The apriori algorithm uses three metrics to identify associated items. Assuming I made 3 purchases at a local store:

1. {A, B, C}
2. {B, C}
3. {A, B}

Terminology
Transaction: each row above is called transaction
Itemset: {A,B,C} is an itemset
Rule: {A} => {B}, when {A} is in the basket, it implies that {B} will also be in the basket

By looking at the list, we can see that {A,B} & {B,C} appear together more often. To quantify the strength of this relationship, three metrics are used:

Support: P (A ∪ B) ÷ N, the probability of both A & B appearing together over the total number of transactions (i.e. how often do you see A & B together)
Confidence = P (B | A) = P (A ∪ B) ÷ P(A), i.e. how often do you see B when A is already in the basket. The notion of P(B | A) is called conditional probability and it is read as the probability of B given A.
Lift = P (B | A) ÷ P(B), it means the chance of B given A versus the chance of B happening along. In layman’s term, if A & B always appear together, then A & B should appear more often then B appears along in the basket. A value of 1 means A does not affect how often B appears, they are independent. If the value > 1, then it means A has an effect on B, the larger the value the stronger the effect. If value < 1, then it means the more A appears, the less A&B appears.

Example
Rule: {A} -> {B}
Support = 2 (A & B appear 2 times) ÷ 3 (three transactions in total)
Confidence = 2 (A & B appear 2 times) ÷ 2 (A appears 2 times)
Lift of (A & B) = 2 (A & B appear 2 times) ÷ 2 (A appears 2 times) ÷ 3 (B appears 3 times)

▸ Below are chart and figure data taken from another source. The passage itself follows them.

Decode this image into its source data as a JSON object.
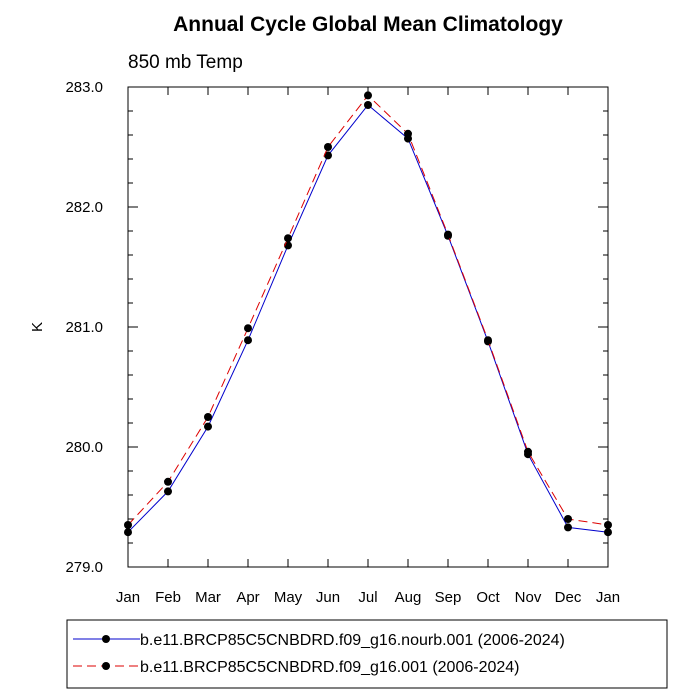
{
  "chart_data": {
    "type": "line",
    "title": "Annual Cycle Global Mean Climatology",
    "subtitle": "850 mb Temp",
    "xlabel": "",
    "ylabel": "K",
    "categories": [
      "Jan",
      "Feb",
      "Mar",
      "Apr",
      "May",
      "Jun",
      "Jul",
      "Aug",
      "Sep",
      "Oct",
      "Nov",
      "Dec",
      "Jan"
    ],
    "yticks": [
      "279.0",
      "280.0",
      "281.0",
      "282.0",
      "283.0"
    ],
    "ylim": [
      279.0,
      283.0
    ],
    "series": [
      {
        "name": "b.e11.BRCP85C5CNBDRD.f09_g16.nourb.001 (2006-2024)",
        "color": "#0000cc",
        "dash": "solid",
        "values": [
          279.29,
          279.63,
          280.17,
          280.89,
          281.68,
          282.43,
          282.85,
          282.57,
          281.76,
          280.88,
          279.94,
          279.33,
          279.29
        ]
      },
      {
        "name": "b.e11.BRCP85C5CNBDRD.f09_g16.001 (2006-2024)",
        "color": "#dd0000",
        "dash": "dashed",
        "values": [
          279.35,
          279.71,
          280.25,
          280.99,
          281.74,
          282.5,
          282.93,
          282.61,
          281.77,
          280.89,
          279.96,
          279.4,
          279.35
        ]
      }
    ]
  }
}
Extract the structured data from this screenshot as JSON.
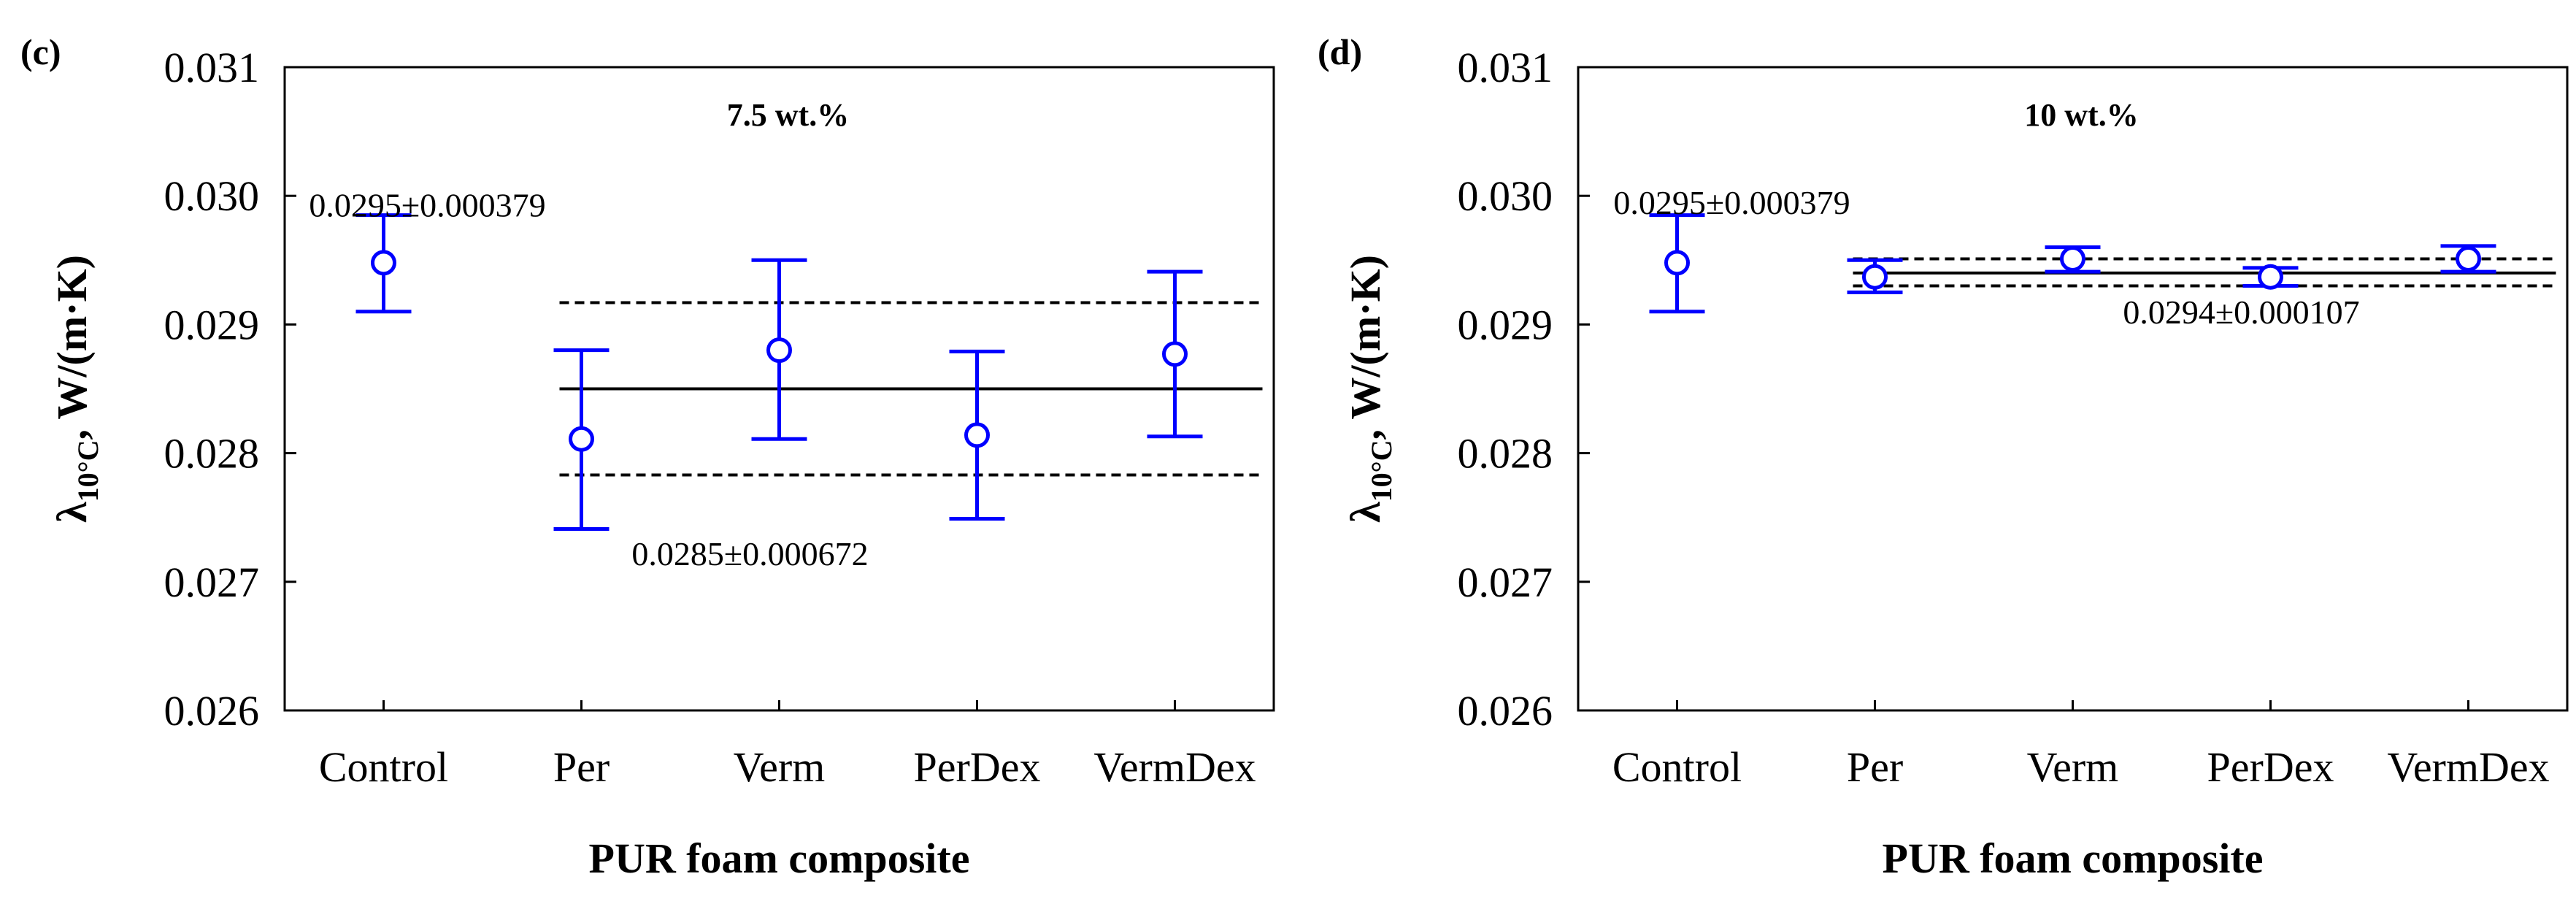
{
  "chart_data": [
    {
      "type": "scatter",
      "panel_label": "(c)",
      "title": "7.5 wt.%",
      "xlabel": "PUR foam composite",
      "ylabel": {
        "symbol": "λ",
        "subscript": "10°C",
        "unit": ", W/(m·K)"
      },
      "ylim": [
        0.026,
        0.031
      ],
      "yticks": [
        "0.026",
        "0.027",
        "0.028",
        "0.029",
        "0.030",
        "0.031"
      ],
      "categories": [
        "Control",
        "Per",
        "Verm",
        "PerDex",
        "VermDex"
      ],
      "series": [
        {
          "name": "λ10°C",
          "color": "#0000ff",
          "values": [
            0.02948,
            0.02811,
            0.0288,
            0.02814,
            0.02877
          ],
          "error_low": [
            0.0291,
            0.02741,
            0.02811,
            0.02749,
            0.02813
          ],
          "error_high": [
            0.02985,
            0.0288,
            0.0295,
            0.02879,
            0.02941
          ]
        }
      ],
      "reference_lines": {
        "mean": 0.0285,
        "upper": 0.02917,
        "lower": 0.02783,
        "span_categories": [
          "Per",
          "VermDex"
        ]
      },
      "annotations": [
        {
          "text": "0.0295±0.000379",
          "at_category": "Control",
          "y": 0.02993
        },
        {
          "text": "0.0285±0.000672",
          "at_category": "Verm",
          "y": 0.02722
        }
      ],
      "grid": false
    },
    {
      "type": "scatter",
      "panel_label": "(d)",
      "title": "10 wt.%",
      "xlabel": "PUR foam composite",
      "ylabel": {
        "symbol": "λ",
        "subscript": "10°C",
        "unit": ", W/(m·K)"
      },
      "ylim": [
        0.026,
        0.031
      ],
      "yticks": [
        "0.026",
        "0.027",
        "0.028",
        "0.029",
        "0.030",
        "0.031"
      ],
      "categories": [
        "Control",
        "Per",
        "Verm",
        "PerDex",
        "VermDex"
      ],
      "series": [
        {
          "name": "λ10°C",
          "color": "#0000ff",
          "values": [
            0.02948,
            0.02937,
            0.02951,
            0.02937,
            0.02951
          ],
          "error_low": [
            0.0291,
            0.02925,
            0.02941,
            0.0293,
            0.02941
          ],
          "error_high": [
            0.02985,
            0.0295,
            0.0296,
            0.02944,
            0.02961
          ]
        }
      ],
      "reference_lines": {
        "mean": 0.0294,
        "upper": 0.02951,
        "lower": 0.0293,
        "span_categories": [
          "Per",
          "VermDex"
        ]
      },
      "annotations": [
        {
          "text": "0.0295±0.000379",
          "at_category": "Control",
          "y": 0.02995
        },
        {
          "text": "0.0294±0.000107",
          "at_category": "PerDex",
          "y": 0.0291
        }
      ],
      "grid": false
    }
  ]
}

The Apriori algorithm can generate many rules, let’s say there are d number of unique items in a transactions, then the total number of rules for this particular itemset equals to $3^d – 2^{d+1} + 1$

For itemset {A,B,C} : $\text{total number of rules} = 3^3 – 2^ 4 + 1 = 27 – 16 + 1 = 12$

It is a good exercise to write them out:
A -> B
B -> A
A -> C
C -> A
A -> BC
BC -> A
B -> C
C -> B
B -> AC
AC -> B
CA -> B
B -> CA

As the number of items grows, the number of rules grows much quicker. It would be too time-consuming to calculate all of the rules without filtering out meaningless data. Thus, minsup (minimum support) and minconf (minimum confidence) are used.

Thus, to interpret Apriori result quickly, choose a minsup and minconf to filter out useless data, and then order the rules with the highest Lift to lowest and filter out any Lift <= 1. Not all of the rules make sense, they still need to be interpreted by a human.